Quanto
dolore inutile, incomprensioni, egoismi, chiusure, dispetti e vere e proprie
violenze, anche se non fisiche.
Io
non so, dopo anni, tantissimi anni, se abbia un senso riflettere su
comportamenti che si sono tenuti addirittura durante l’adolescenza o nei primi
momenti di età adulta. Io uso questo spazio per riflettere, a volte, e a me
serve, non poco. Mi rivedo tornare indietro, costretto dalla macchina del tempo
a ripetere quelle azioni, a ridire quelle parole o a risentirne altre, a
pensare le identiche cose. E non posso modificare nulla, in alcun modo. Non posso
chiedere scusa neppure di un grave torto, che ora scopro aver commesso. Non serve dire che alcune cose le capisco solo ora, perché così implicitamente
ammetto che quando sarebbe stato il momento io pensavo solo al mio ombelico,
non agli altri, a chi mi stava attorno.
Neppure
le viltà e le cattiverie altrui sono una giustificazione, e ci sono state,
è chiaro, come le mie.
Ma
tu perché non ti siedi a tavola con noi a mangiare, invece di stare sempre in
cucina, cosa ti abbiamo fatto?
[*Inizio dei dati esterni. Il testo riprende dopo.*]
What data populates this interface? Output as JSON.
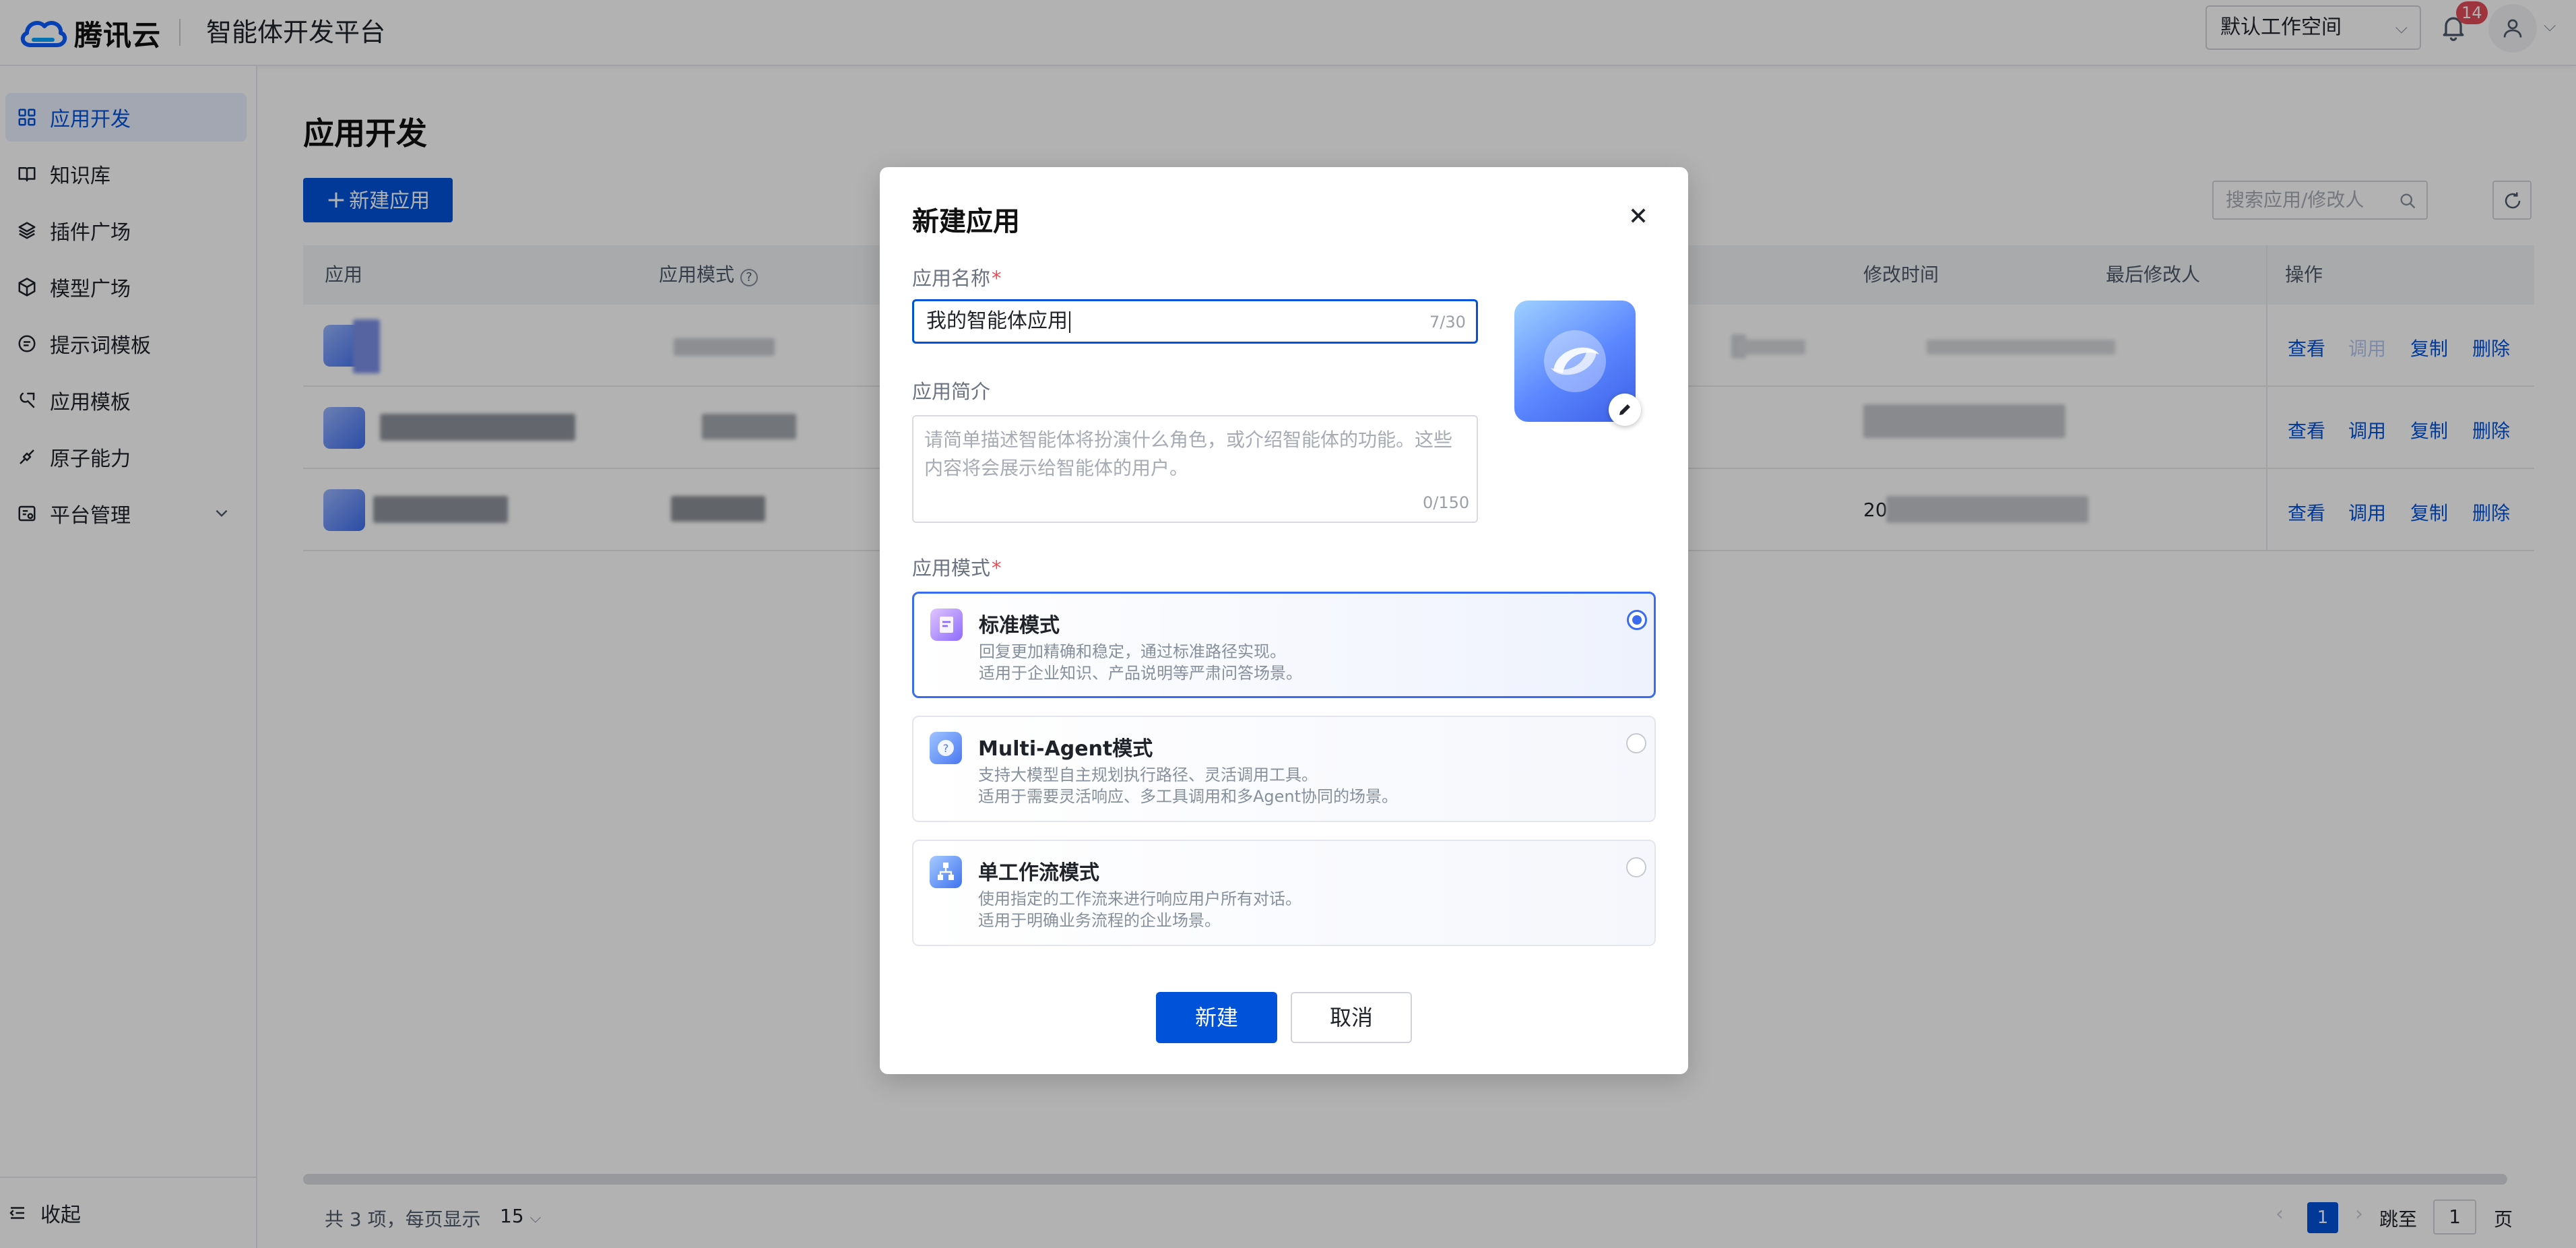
{
  "header": {
    "brand": "腾讯云",
    "platform_title": "智能体开发平台",
    "workspace": "默认工作空间",
    "notification_count": "14"
  },
  "sidebar": {
    "items": [
      {
        "label": "应用开发",
        "icon": "grid-icon",
        "active": true
      },
      {
        "label": "知识库",
        "icon": "book-icon"
      },
      {
        "label": "插件广场",
        "icon": "layers-icon"
      },
      {
        "label": "模型广场",
        "icon": "cube-icon"
      },
      {
        "label": "提示词模板",
        "icon": "chat-icon"
      },
      {
        "label": "应用模板",
        "icon": "template-icon"
      },
      {
        "label": "原子能力",
        "icon": "atom-icon"
      },
      {
        "label": "平台管理",
        "icon": "settings-icon"
      }
    ],
    "collapse_label": "收起"
  },
  "main": {
    "title": "应用开发",
    "new_app_button": "新建应用",
    "search_placeholder": "搜索应用/修改人",
    "columns": [
      "应用",
      "应用模式",
      "修改时间",
      "最后修改人",
      "操作"
    ],
    "row_ops": [
      [
        "查看",
        "调用",
        "复制",
        "删除"
      ],
      [
        "查看",
        "调用",
        "复制",
        "删除"
      ],
      [
        "查看",
        "调用",
        "复制",
        "删除"
      ]
    ],
    "row3_time_prefix": "20",
    "pagination": {
      "summary": "共 3 项，每页显示",
      "page_size": "15",
      "current_page": "1",
      "jump_label": "跳至",
      "jump_value": "1",
      "page_unit": "页"
    }
  },
  "modal": {
    "title": "新建应用",
    "name_label": "应用名称",
    "name_value": "我的智能体应用",
    "name_counter": "7/30",
    "desc_label": "应用简介",
    "desc_placeholder": "请简单描述智能体将扮演什么角色，或介绍智能体的功能。这些内容将会展示给智能体的用户。",
    "desc_counter": "0/150",
    "mode_label": "应用模式",
    "modes": [
      {
        "name": "标准模式",
        "line1": "回复更加精确和稳定，通过标准路径实现。",
        "line2": "适用于企业知识、产品说明等严肃问答场景。",
        "selected": true
      },
      {
        "name": "Multi-Agent模式",
        "line1": "支持大模型自主规划执行路径、灵活调用工具。",
        "line2": "适用于需要灵活响应、多工具调用和多Agent协同的场景。",
        "selected": false
      },
      {
        "name": "单工作流模式",
        "line1": "使用指定的工作流来进行响应用户所有对话。",
        "line2": "适用于明确业务流程的企业场景。",
        "selected": false
      }
    ],
    "confirm_label": "新建",
    "cancel_label": "取消"
  },
  "colors": {
    "primary": "#0052d9",
    "badge": "#e34d59",
    "selected_border": "#3b6cf0"
  }
}
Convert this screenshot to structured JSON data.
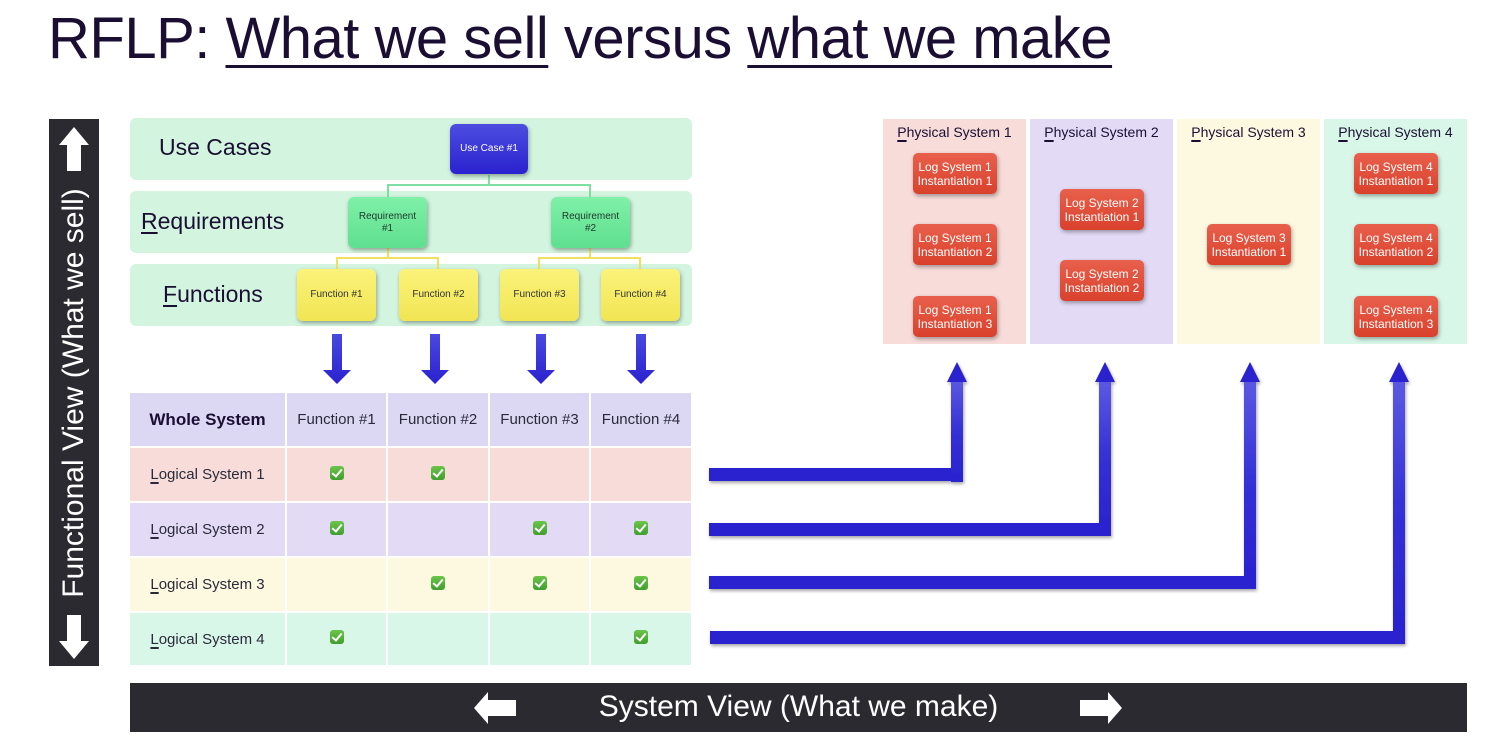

Non appoggiare la testa sulla poltrona in quel
modo, si sporca tutta, metti sotto un asciugamano. In bagno l’hai fatta fuori. Neppure
quello sai far bene? Se non era per colpa tua noi qui non ci venivamo. Avremmo preso
un appartamento all’ultimo piano, senza quelli che ci camminano sopra la testa,
adesso, ed io ho mal di testa, non ce la faccio più. Tu inviti i tuoi amici ed
io devo andare a dormire sul divano. Ma perché intesti la casa a nostro figlio
e non a me, perché io no? Tu stattene nella tua stanza, non ti voglio più
vedere in cucina. Solo lui mi ha accettata, anche se poi dopo quella operazione
non ero più la stessa. Noi abbiamo lavorato, ci siamo massacrati di fatica, e i
tuoi cosa ti hanno dato, ti hanno fatto uscire di casa con le pezze al culo, e
basta. Perché mi avete fatto nascere? Io non l’ho chiesto. Io resto con loro,
so che è importante, e quando non ci saranno più saprò che loro hanno avuto
questi momenti. Andiamo tutti assieme a pranzo domenica, tu, tua moglie, lui e
la sua? Perché no? Noi ci siamo sacrificati, tuo padre quasi muore cadendo da
quella impalcatura. Non aver paura, anche tu troverai la tua strada, non star
male per questo. Tu ascolti solo i genitori degli altri, non noi. Solo gli
altri sanno fare le cose come si deve. Lui resta con noi, tu te ne sei andato. E
lui ha più bisogno di te. Perché non telefoni? Cosa ti abbiamo fatto? Non spostare
tutte le cose quando torni, questa è casa nostra, non casa tua. Non mangiare in
quel modo, dai fastidio, piantala! Passa tutto il tempo in giro, e noi lo
manteniamo, e per colpa sua ci siamo rovinati. Ecco, prendi questi soldi, credo
che ti aiuteranno. È giusto che siano tuoi. Sei un egoista, lo sei sempre
stato. Tu devi sparire, non ti voglio più vedere.
Che
dire adesso? Nulla, assolutamente nulla. Nulla a chiarimento di frasi scolpite
nella memoria, che andrebbero ricoperte almeno di umana pietà, ricondotte al
sentimento vero e sincero che ci stava dentro, malgrado l’apparenza dura. Ma qualcuno
ha sofferto per ognuna di quelle parole, a volte per anni, perché un po' se le
meritava, ma non sempre.
Invece
una cosa va detta. Tutte quelle parole non sono state inutili, sono state il
cemento di una famiglia, un cemento strano e malgrado questo resistente, nel
tempo.
Ed
ora molto si stempera, si diluisce, mostra che sotto la superficie c’era altro,
molto altro, che rimane, unito ad un tardivo senso di gratitudine, solo in
parte manifestato
Silvano C.©
(La riproduzione è riservata ma non c'è nessun problema se si cita la fonte, grazie)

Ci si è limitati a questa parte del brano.